You can appoint a single attorney or more than one if you wish. They can act individually or you can require them to make any decisions together. Although this may make their job more difficult to manage. You can also name replacement attorneys who can act should anyone be unable or unwilling to take on the role when the time comes.
You can appoint different attorneys for each type of LPA. All of your attorneys have a duty to act in your best interests at all times.
Why is an LPA important?
If you should become unable to manage your own affairs, an LPA allows your attorney to step in and do this for you very easily. It allows you to choose the person or persons you most trust and whom you think would be most suitable to take on the task.
Without an LPA, your loved ones would not be able to deal with any transactions on your behalf. They could not pay your bills or arrange your care. They would need to apply to the Court of Protection for a deputyship order.
This can be time-consuming and is more complicated and considerably more expensive than putting an LPA in place ahead of time. It also involves more ongoing monitoring.
When will an LPA be used?
A financial and property LPA can be used at any time, including while you still have capacity. This can be very useful if you need someone to deal with a financial matter on your behalf. For example if you cannot get to the bank or if you are overseas.

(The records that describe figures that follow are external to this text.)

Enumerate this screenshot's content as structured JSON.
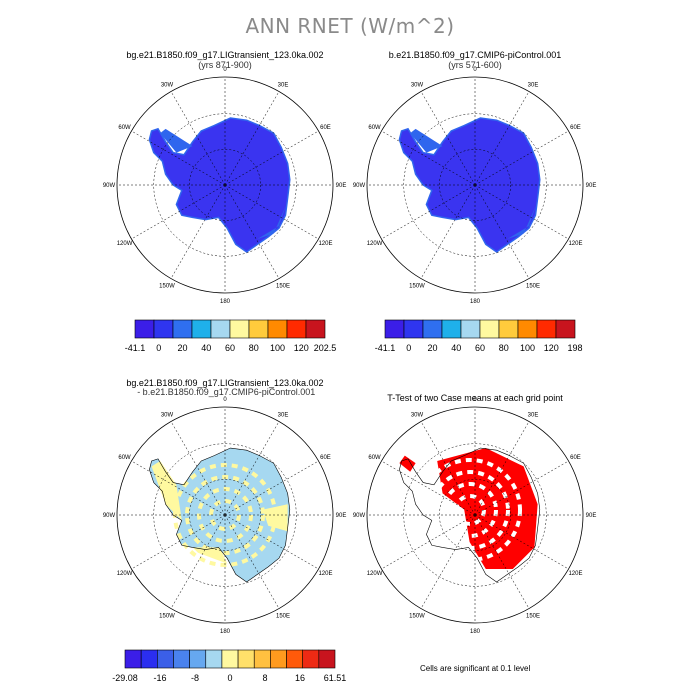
{
  "title": "ANN RNET (W/m^2)",
  "panels": [
    {
      "title": "bg.e21.B1850.f09_g17.LIGtransient_123.0ka.002",
      "subtitle": "(yrs 871-900)"
    },
    {
      "title": "b.e21.B1850.f09_g17.CMIP6-piControl.001",
      "subtitle": "(yrs 571-600)"
    },
    {
      "title": "bg.e21.B1850.f09_g17.LIGtransient_123.0ka.002",
      "subtitle": " - b.e21.B1850.f09_g17.CMIP6-piControl.001"
    },
    {
      "title": "T-Test of two Case means at each grid point",
      "subtitle": ""
    }
  ],
  "map_labels": [
    "0",
    "30E",
    "60E",
    "90E",
    "120E",
    "150E",
    "180",
    "150W",
    "120W",
    "90W",
    "60W",
    "30W"
  ],
  "colorbars": [
    {
      "colors": [
        "#3b1ee8",
        "#2f35f0",
        "#2f6ff0",
        "#1fb0ea",
        "#a6d8f0",
        "#fff9a0",
        "#ffcb3c",
        "#ff8a00",
        "#ff2a00",
        "#c8141e"
      ],
      "labels": [
        "-41.1",
        "0",
        "20",
        "40",
        "60",
        "80",
        "100",
        "120",
        "202.5"
      ]
    },
    {
      "colors": [
        "#3b1ee8",
        "#2f35f0",
        "#2f6ff0",
        "#1fb0ea",
        "#a6d8f0",
        "#fff9a0",
        "#ffcb3c",
        "#ff8a00",
        "#ff2a00",
        "#c8141e"
      ],
      "labels": [
        "-41.1",
        "0",
        "20",
        "40",
        "60",
        "80",
        "100",
        "120",
        "198"
      ]
    },
    {
      "colors": [
        "#3b1ee8",
        "#2b2ef0",
        "#3b5fe8",
        "#4a82ee",
        "#66a8f0",
        "#a6d8f0",
        "#fff9a0",
        "#ffe06a",
        "#ffc040",
        "#ff9a1e",
        "#ff5a0a",
        "#ee2a14",
        "#c8141e"
      ],
      "labels": [
        "-29.08",
        "-16",
        "-8",
        "0",
        "8",
        "16",
        "61.51"
      ]
    }
  ],
  "significance_note": "Cells are significant at 0.1 level",
  "colors": {
    "antarctic_low": "#3a34f0",
    "antarctic_mid": "#2f66ee",
    "diff_pos": "#fff9a0",
    "diff_neg": "#a6d8f0",
    "signif": "#ff0000",
    "title_gray": "#8a8a8a"
  }
}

A health and welfare LPA can only be used once you have lost capacity.
When should I make an LPA?
It is never too soon to make an LPA. Once you have signed it, it can be registered and does not need to be used until you require help. If or when that day comes, you and your family have the reassurance of knowing that you have made adequate plans.
If you wait until you have problems, you could find that it is too late. Once you lose mental capacity, you will no longer be able to make a Lasting Power of Attorney.
By putting an LPA in place while you are fit and well, you can rest assured that you have done all you can to secure your future and make it as easy as possible for your loved ones to help you if you need it.